Nathan Schwartz-Salant, dopo la laurea in medicina all'Università di Berkeley, in California, nel 1969 ha ottenuto, presso il C.G.Jung Institut di Zurigo, il diploma in Psicologia Analitica. Svolge la sua attività di analista junghiano, come libero professionista, a New York City. E' autore di Narcisismo e trasformazione del carattere (La biblioteca di Vivarium), nonché di numerosi altri saggi clinici; è coeditore delle edizioni cliniche (Clinical Series) della Chiron. E' direttore della Foundation for Research in Jungian Psychology.

Borderline è una sindrome di confine, a metà strada tra la nevrosi e la psicosi. I concetti di "confine" e di "area intermedia", corroborati da abbondante materiale clinico, spingono l’autore a esplorare territori dell’anima che toccano una zona psichica elusiva, liminale –né al di qua né al di là, né oggettiva né soggettiva –, che è la zona dell’immaginario, della facoltà immaginativa: l’area limite dove l’orientamento dell’Io comincia a vacillare e dove si costellano forze archetipiche potenti sulle quali non si può esercitare che uno scarso controllo.

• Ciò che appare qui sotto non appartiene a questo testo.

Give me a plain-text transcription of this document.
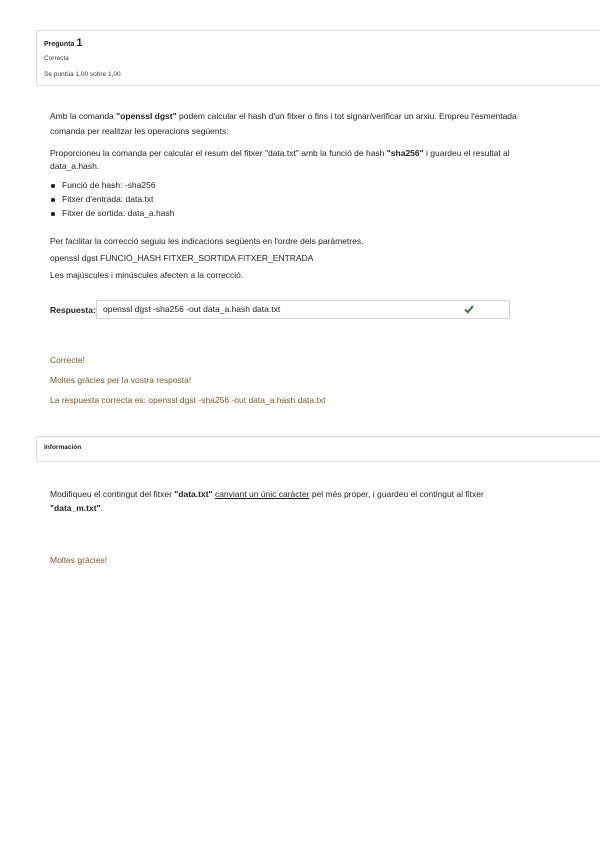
Pregunta 1
Correcta
Se puntúa 1,00 sobre 1,00

Amb la comanda "openssl dgst" podem calcular el hash d'un fitxer o fins i tot signar/verificar un arxiu. Empreu l'esmentada

comanda per realitzar les operacions següents:

Proporcioneu la comanda per calcular el resum del fitxer "data.txt" amb la funció de hash "sha256" i guardeu el resultat al

data_a.hash.

Funció de hash: -sha256
Fitxer d'entrada: data.txt
Fitxer de sortida: data_a.hash

Per facilitar la correcció seguiu les indicacions següents en l'ordre dels paràmetres.

openssl dgst FUNCIÓ_HASH FITXER_SORTIDA FITXER_ENTRADA

Les majúscules i minúscules afecten a la correcció.

Respuesta: openssl dgst -sha256 -out data_a.hash data.txt
Correcte!
Moltes gràcies per la vostra resposta!
La respuesta correcta es: openssl dgst -sha256 -out data_a.hash data.txt
Información
Modifiqueu el contingut del fitxer "data.txt" canviant un únic caràcter pel més proper, i guardeu el contingut al fitxer
"data_m.txt".
Moltes gràcies!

I pazienti borderline vivono spesso la loro esistenza come se volessero evitare l’intensa sofferenza psichica dell’abbandono, e a tale scopo essi utilizzano meccanismi psicotici come l’idealizzazione difensiva, la scissione, il diniego e comportamenti ossessivo-compulsivi volti al fare o, all’opposto, all’inerzia.

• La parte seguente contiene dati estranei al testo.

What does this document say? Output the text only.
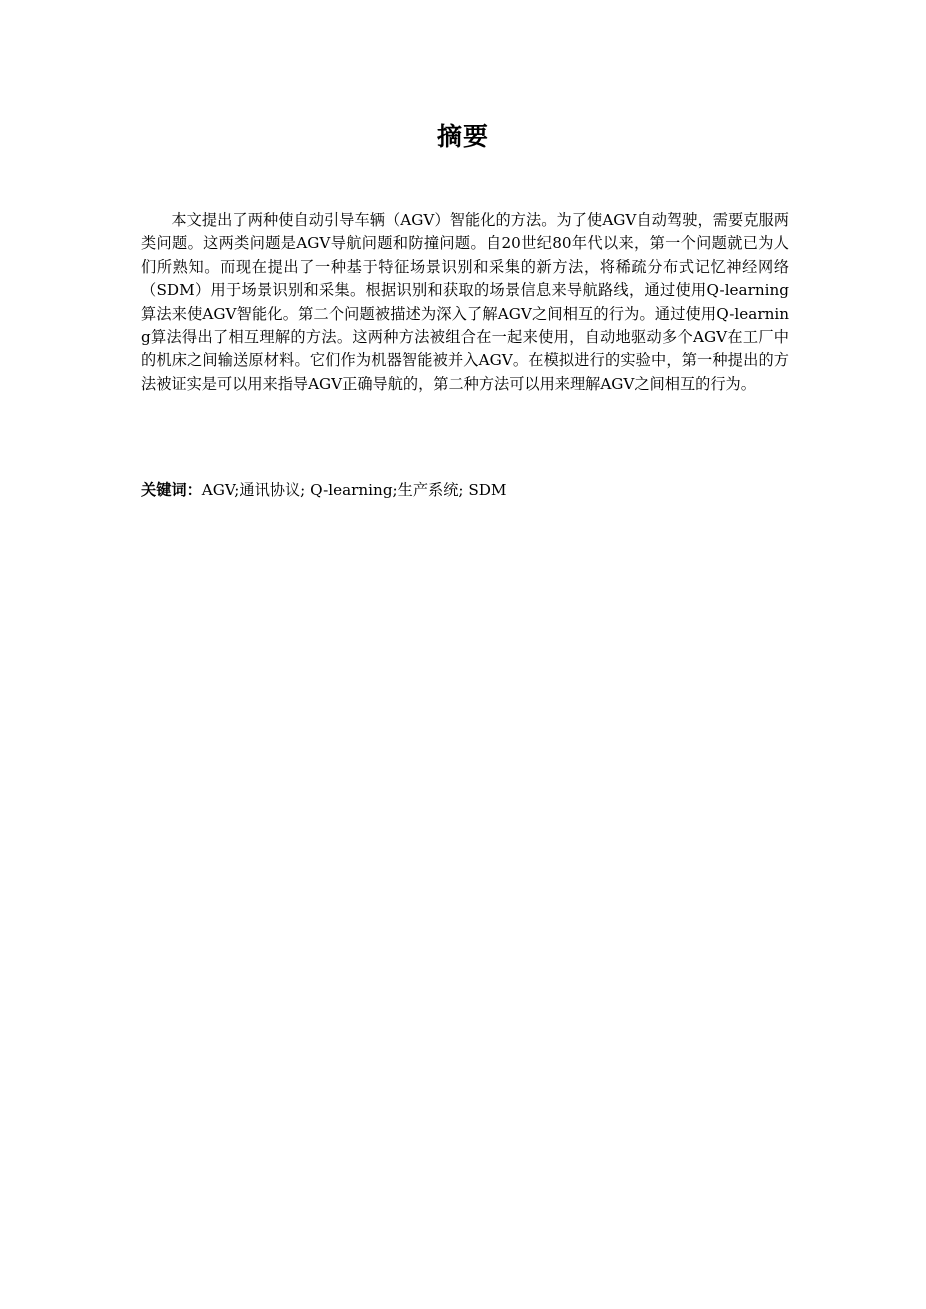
摘要

本文提出了两种使自动引导车辆（AGV）智能化的方法。为了使AGV自动驾驶，需要克服两类问题。这两类问题是AGV导航问题和防撞问题。自20世纪80年代以来，第一个问题就已为人们所熟知。而现在提出了一种基于特征场景识别和采集的新方法，将稀疏分布式记忆神经网络（SDM）用于场景识别和采集。根据识别和获取的场景信息来导航路线，通过使用Q-learning算法来使AGV智能化。第二个问题被描述为深入了解AGV之间相互的行为。通过使用Q-learning算法得出了相互理解的方法。这两种方法被组合在一起来使用，自动地驱动多个AGV在工厂中的机床之间输送原材料。它们作为机器智能被并入AGV。在模拟进行的实验中，第一种提出的方法被证实是可以用来指导AGV正确导航的，第二种方法可以用来理解AGV之间相互的行为。

关键词：AGV;通讯协议; Q-learning;生产系统; SDM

L’autore preferisce però mettere l’accento su un altro fattore, cruciale ma generalmente ignorato nella letteratura psicoanalitica: la persona borderline ha scisso e rifiutato la sua "vista immaginativa". Il mondo immaginario del bambino è un universo di visioni. Quelle stesse visioni che costituiscono il fulcro delle società tradizionali e delle pratiche sciamaniche e che sono vive nell’infanzia grazie all’intima connessione del bambino con il mondo archetipico. Ma spesso il bambino, piuttosto che accettare di prendere consapevolmente atto di essere odiato per i suoi sforzi individuativi, preferisce abbandonare questo amplificato modo di vedere. Userà così in modo distruttivo la sua facoltà immaginativa, attaccando diablicamente gli aspetti positivi di sé e degli altri con cui interagisce.
Per fare luce sulla condizione borderline, gli approcci evolutivi o quelli basati sulle relazioni oggettuali sono importanti ma non sufficienti; l’esperienza degli stati che si subiscono attraverso la partecipazione nel campo interattivo non può mai essere pienamente compresa dal terapeuta facendo soltanto uso di queste teorie. Il terapeuta è entrato in un regno che comprenderà meglio con un atteggiamento simbolico. Deve abbandonare gli approcci razionali-discorsivi in favore di strumenti sfuggenti e impalpabili ma al tempo stesso radicati nel corpo, nell’inconscio somatico: fare appello alla vista immaginativa del suo "corpo sottile" con cui realizzare una coniunctio simbolica con il paziente. La psiche della persona borderline porta verso territori psichici paurosi e caotici, ma senza di essi non ci sarebbe rinnovamento per nessun essere umano.